A walking tour of the Izu Peninsula, an hour from Tokyo by bullet train, where tradition meets tranquillity
The picturesque area’s serene landscapes, quirky history and inviting inns make for ideal hiking country

“Jumbo?” asks the kimonoed room attendant, perky yet deferential, looking me up and down. “Jumbo!” she decides, then disappears and returns a minute later, doffing her slippers before stepping back into the tatami-matted room bearing a yukata, the cotton gown worn in traditional Japanese inns, in a size more suited to my height.

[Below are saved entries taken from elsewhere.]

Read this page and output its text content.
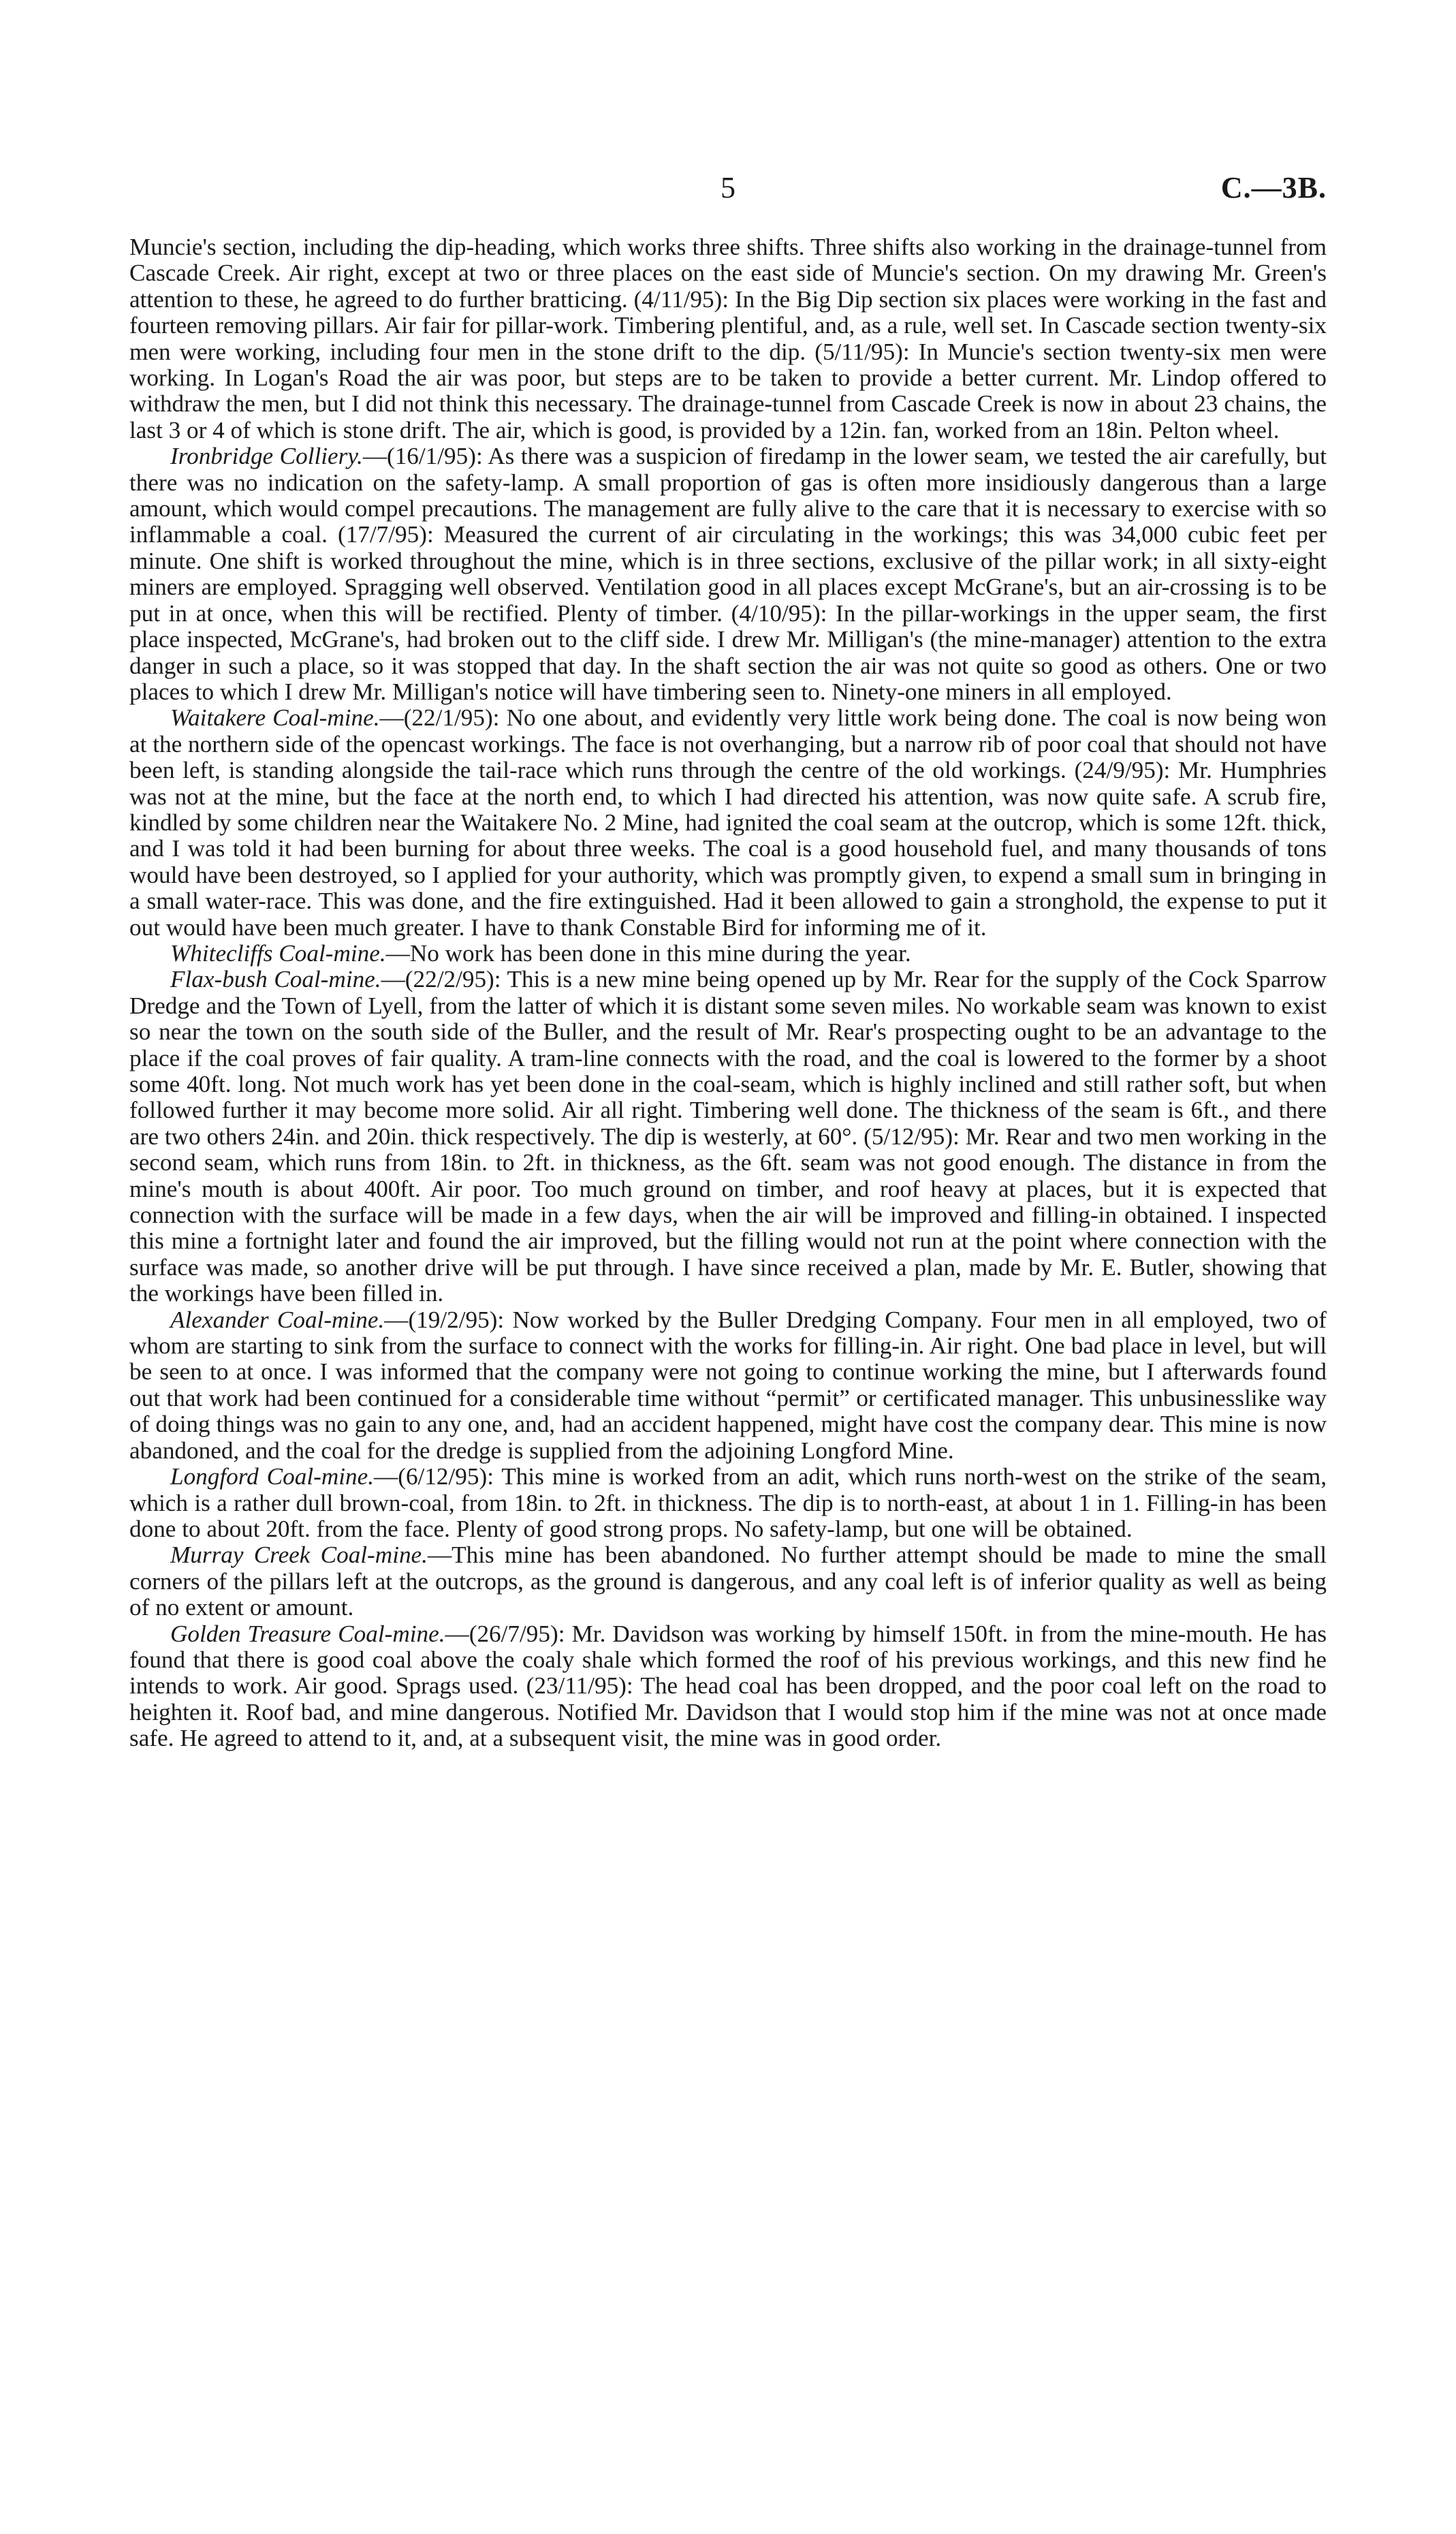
5	C.—3B.

Muncie's section, including the dip-heading, which works three shifts. Three shifts also working in the drainage-tunnel from Cascade Creek. Air right, except at two or three places on the east side of Muncie's section. On my drawing Mr. Green's attention to these, he agreed to do further bratticing. (4/11/95): In the Big Dip section six places were working in the fast and fourteen removing pillars. Air fair for pillar-work. Timbering plentiful, and, as a rule, well set. In Cascade section twenty-six men were working, including four men in the stone drift to the dip. (5/11/95): In Muncie's section twenty-six men were working. In Logan's Road the air was poor, but steps are to be taken to provide a better current. Mr. Lindop offered to withdraw the men, but I did not think this necessary. The drainage-tunnel from Cascade Creek is now in about 23 chains, the last 3 or 4 of which is stone drift. The air, which is good, is provided by a 12in. fan, worked from an 18in. Pelton wheel.

Ironbridge Colliery.—(16/1/95): As there was a suspicion of firedamp in the lower seam, we tested the air carefully, but there was no indication on the safety-lamp. A small proportion of gas is often more insidiously dangerous than a large amount, which would compel precautions. The management are fully alive to the care that it is necessary to exercise with so inflammable a coal. (17/7/95): Measured the current of air circulating in the workings; this was 34,000 cubic feet per minute. One shift is worked throughout the mine, which is in three sections, exclusive of the pillar work; in all sixty-eight miners are employed. Spragging well observed. Ventilation good in all places except McGrane's, but an air-crossing is to be put in at once, when this will be rectified. Plenty of timber. (4/10/95): In the pillar-workings in the upper seam, the first place inspected, McGrane's, had broken out to the cliff side. I drew Mr. Milligan's (the mine-manager) attention to the extra danger in such a place, so it was stopped that day. In the shaft section the air was not quite so good as others. One or two places to which I drew Mr. Milligan's notice will have timbering seen to. Ninety-one miners in all employed.

Waitakere Coal-mine.—(22/1/95): No one about, and evidently very little work being done. The coal is now being won at the northern side of the opencast workings. The face is not overhanging, but a narrow rib of poor coal that should not have been left, is standing alongside the tail-race which runs through the centre of the old workings. (24/9/95): Mr. Humphries was not at the mine, but the face at the north end, to which I had directed his attention, was now quite safe. A scrub fire, kindled by some children near the Waitakere No. 2 Mine, had ignited the coal seam at the outcrop, which is some 12ft. thick, and I was told it had been burning for about three weeks. The coal is a good household fuel, and many thousands of tons would have been destroyed, so I applied for your authority, which was promptly given, to expend a small sum in bringing in a small water-race. This was done, and the fire extinguished. Had it been allowed to gain a stronghold, the expense to put it out would have been much greater. I have to thank Constable Bird for informing me of it.

Whitecliffs Coal-mine.—No work has been done in this mine during the year.

Flax-bush Coal-mine.—(22/2/95): This is a new mine being opened up by Mr. Rear for the supply of the Cock Sparrow Dredge and the Town of Lyell, from the latter of which it is distant some seven miles. No workable seam was known to exist so near the town on the south side of the Buller, and the result of Mr. Rear's prospecting ought to be an advantage to the place if the coal proves of fair quality. A tram-line connects with the road, and the coal is lowered to the former by a shoot some 40ft. long. Not much work has yet been done in the coal-seam, which is highly inclined and still rather soft, but when followed further it may become more solid. Air all right. Timbering well done. The thickness of the seam is 6ft., and there are two others 24in. and 20in. thick respectively. The dip is westerly, at 60°. (5/12/95): Mr. Rear and two men working in the second seam, which runs from 18in. to 2ft. in thickness, as the 6ft. seam was not good enough. The distance in from the mine's mouth is about 400ft. Air poor. Too much ground on timber, and roof heavy at places, but it is expected that connection with the surface will be made in a few days, when the air will be improved and filling-in obtained. I inspected this mine a fortnight later and found the air improved, but the filling would not run at the point where connection with the surface was made, so another drive will be put through. I have since received a plan, made by Mr. E. Butler, showing that the workings have been filled in.

Alexander Coal-mine.—(19/2/95): Now worked by the Buller Dredging Company. Four men in all employed, two of whom are starting to sink from the surface to connect with the works for filling-in. Air right. One bad place in level, but will be seen to at once. I was informed that the company were not going to continue working the mine, but I afterwards found out that work had been continued for a considerable time without “permit” or certificated manager. This unbusinesslike way of doing things was no gain to any one, and, had an accident happened, might have cost the company dear. This mine is now abandoned, and the coal for the dredge is supplied from the adjoining Longford Mine.

Longford Coal-mine.—(6/12/95): This mine is worked from an adit, which runs north-west on the strike of the seam, which is a rather dull brown-coal, from 18in. to 2ft. in thickness. The dip is to north-east, at about 1 in 1. Filling-in has been done to about 20ft. from the face. Plenty of good strong props. No safety-lamp, but one will be obtained.

Murray Creek Coal-mine.—This mine has been abandoned. No further attempt should be made to mine the small corners of the pillars left at the outcrops, as the ground is dangerous, and any coal left is of inferior quality as well as being of no extent or amount.

Golden Treasure Coal-mine.—(26/7/95): Mr. Davidson was working by himself 150ft. in from the mine-mouth. He has found that there is good coal above the coaly shale which formed the roof of his previous workings, and this new find he intends to work. Air good. Sprags used. (23/11/95): The head coal has been dropped, and the poor coal left on the road to heighten it. Roof bad, and mine dangerous. Notified Mr. Davidson that I would stop him if the mine was not at once made safe. He agreed to attend to it, and, at a subsequent visit, the mine was in good order.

She bustles to open a sliding door and show me my haori (a jacket to be worn over the yukata), my obi (the belt with which to tie it) and little white socks with a separate big toe to suit the wearing of thong-style indoor slippers. These are all to be donned before descending to geothermally heated baths with views of the Pacific, to ease the aches arising from a day spent on foot.
Then she pours a welcoming cup of tea, invites me to enjoy a small wrapped snack left on the low, lacquered table and bustles out again, bowing as she goes.

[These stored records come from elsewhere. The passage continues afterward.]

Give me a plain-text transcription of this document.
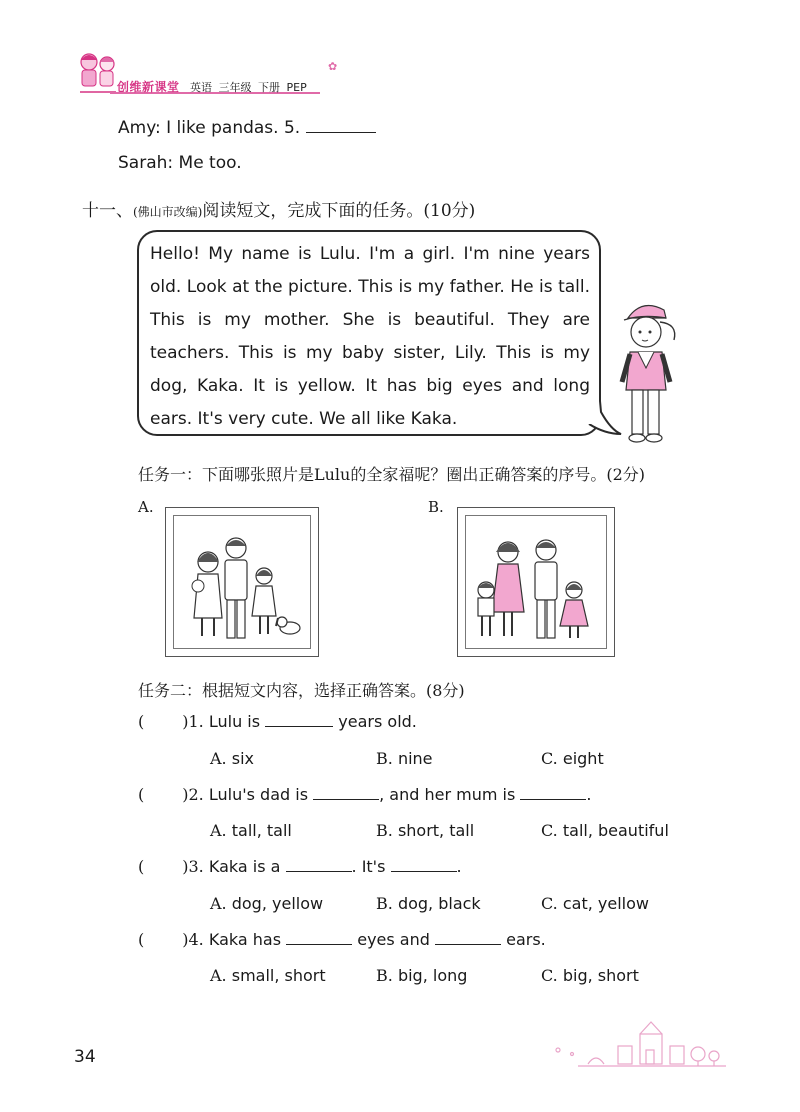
创维新课堂 英语 三年级 下册 PEP
✿
Amy: I like pandas. 5.
Sarah: Me too.
十一、(佛山市改编)阅读短文，完成下面的任务。(10分)
Hello! My name is Lulu. I'm a girl. I'm nine years old. Look at the picture. This is my father. He is tall. This is my mother. She is beautiful. They are teachers. This is my baby sister, Lily. This is my dog, Kaka. It is yellow. It has big eyes and long ears. It's very cute. We all like Kaka.
任务一：下面哪张照片是Lulu的全家福呢？圈出正确答案的序号。(2分)
A.	B.
任务二：根据短文内容，选择正确答案。(8分)
( )1. Lulu is	years old.
A. six	B. nine	C. eight
( )2. Lulu's dad is	, and her mum is	.
A. tall, tall	B. short, tall	C. tall, beautiful
( )3. Kaka is a	. It's	.
A. dog, yellow	B. dog, black	C. cat, yellow
( )4. Kaka has	eyes and	ears.
A. small, short	B. big, long	C. big, short
34
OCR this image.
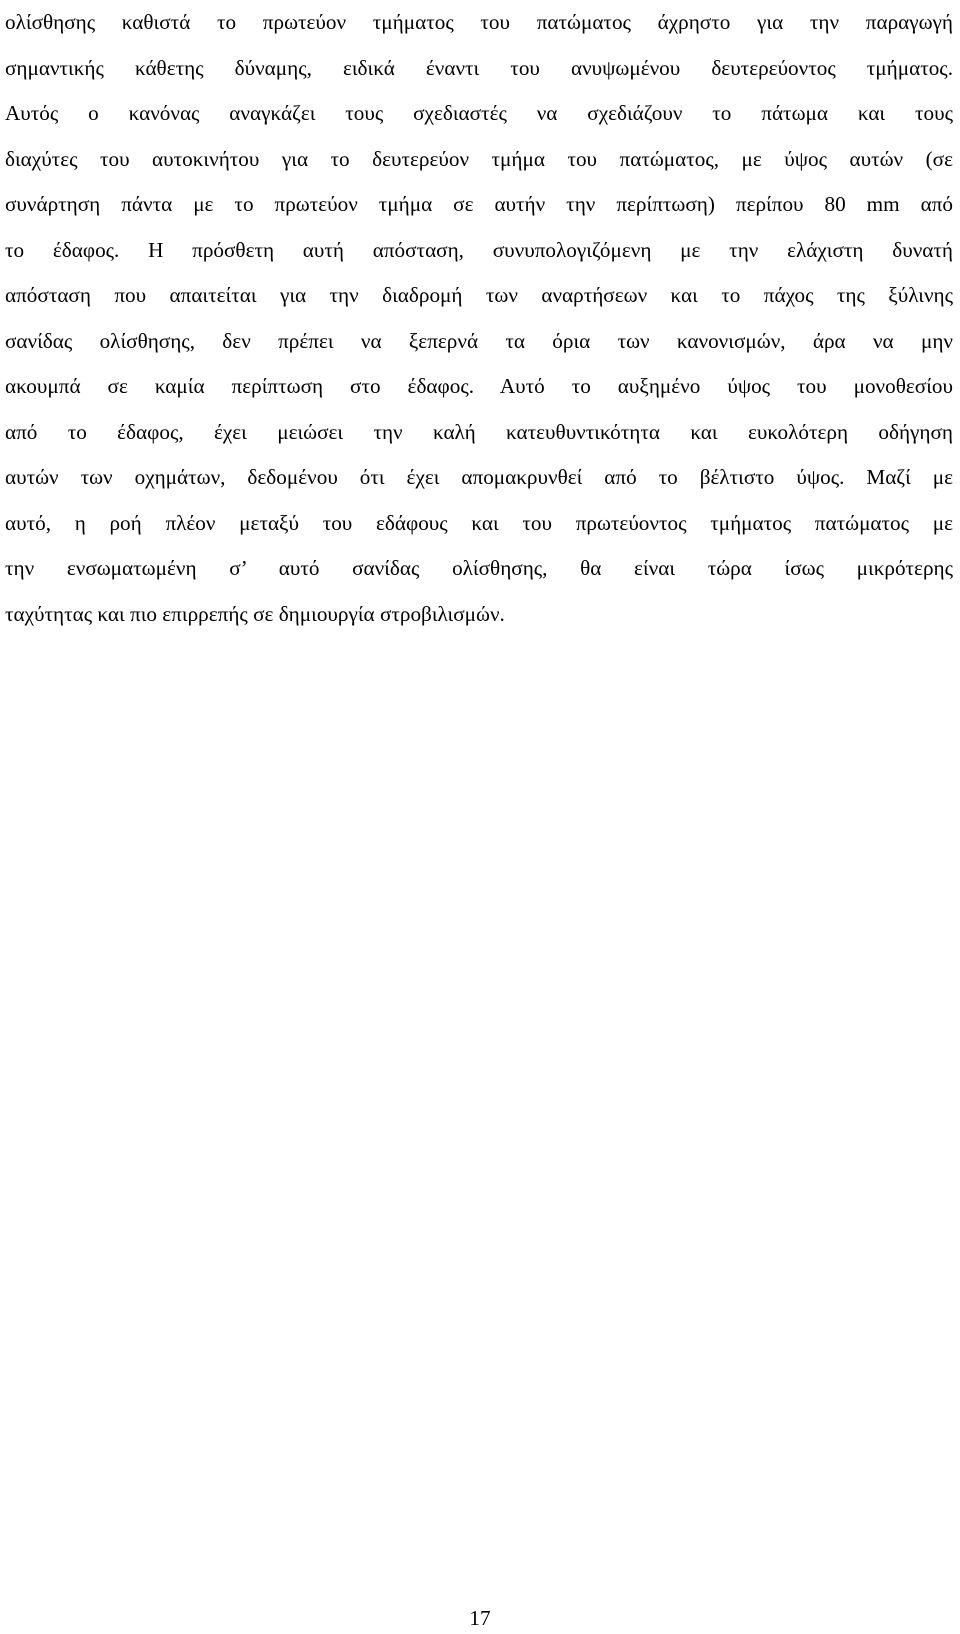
ολίσθησης καθιστά το πρωτεύον τμήματος του πατώματος άχρηστο για την παραγωγή
σημαντικής κάθετης δύναμης, ειδικά έναντι του ανυψωμένου δευτερεύοντος τμήματος.
Αυτός ο κανόνας αναγκάζει τους σχεδιαστές να σχεδιάζουν το πάτωμα και τους
διαχύτες του αυτοκινήτου για το δευτερεύον τμήμα του πατώματος, με ύψος αυτών (σε
συνάρτηση πάντα με το πρωτεύον τμήμα σε αυτήν την περίπτωση) περίπου 80 mm από
το έδαφος. Η πρόσθετη αυτή απόσταση, συνυπολογιζόμενη με την ελάχιστη δυνατή
απόσταση που απαιτείται για την διαδρομή των αναρτήσεων και το πάχος της ξύλινης
σανίδας ολίσθησης, δεν πρέπει να ξεπερνά τα όρια των κανονισμών, άρα να μην
ακουμπά σε καμία περίπτωση στο έδαφος. Αυτό το αυξημένο ύψος του μονοθεσίου
από το έδαφος, έχει μειώσει την καλή κατευθυντικότητα και ευκολότερη οδήγηση
αυτών των οχημάτων, δεδομένου ότι έχει απομακρυνθεί από το βέλτιστο ύψος. Μαζί με
αυτό, η ροή πλέον μεταξύ του εδάφους και του πρωτεύοντος τμήματος πατώματος με
την ενσωματωμένη σ’ αυτό σανίδας ολίσθησης, θα είναι τώρα ίσως μικρότερης
ταχύτητας και πιο επιρρεπής σε δημιουργία στροβιλισμών.
17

It’s not only the opportunity to follow little-walked tracks along a crumpled coastline, or through a mountainside beech forest, down to some ancient temple, that makes Japan seem almost purpose-built for a walking holiday, but also this sort of stimulating engagement with the culture. Shopping for inscrutable picnic-lunch ingredients in shiny mini-marts and learning how to tackle multi-course evening menus of local seafood presented in a kaleidoscope of specialised tableware are also part of the pleasure.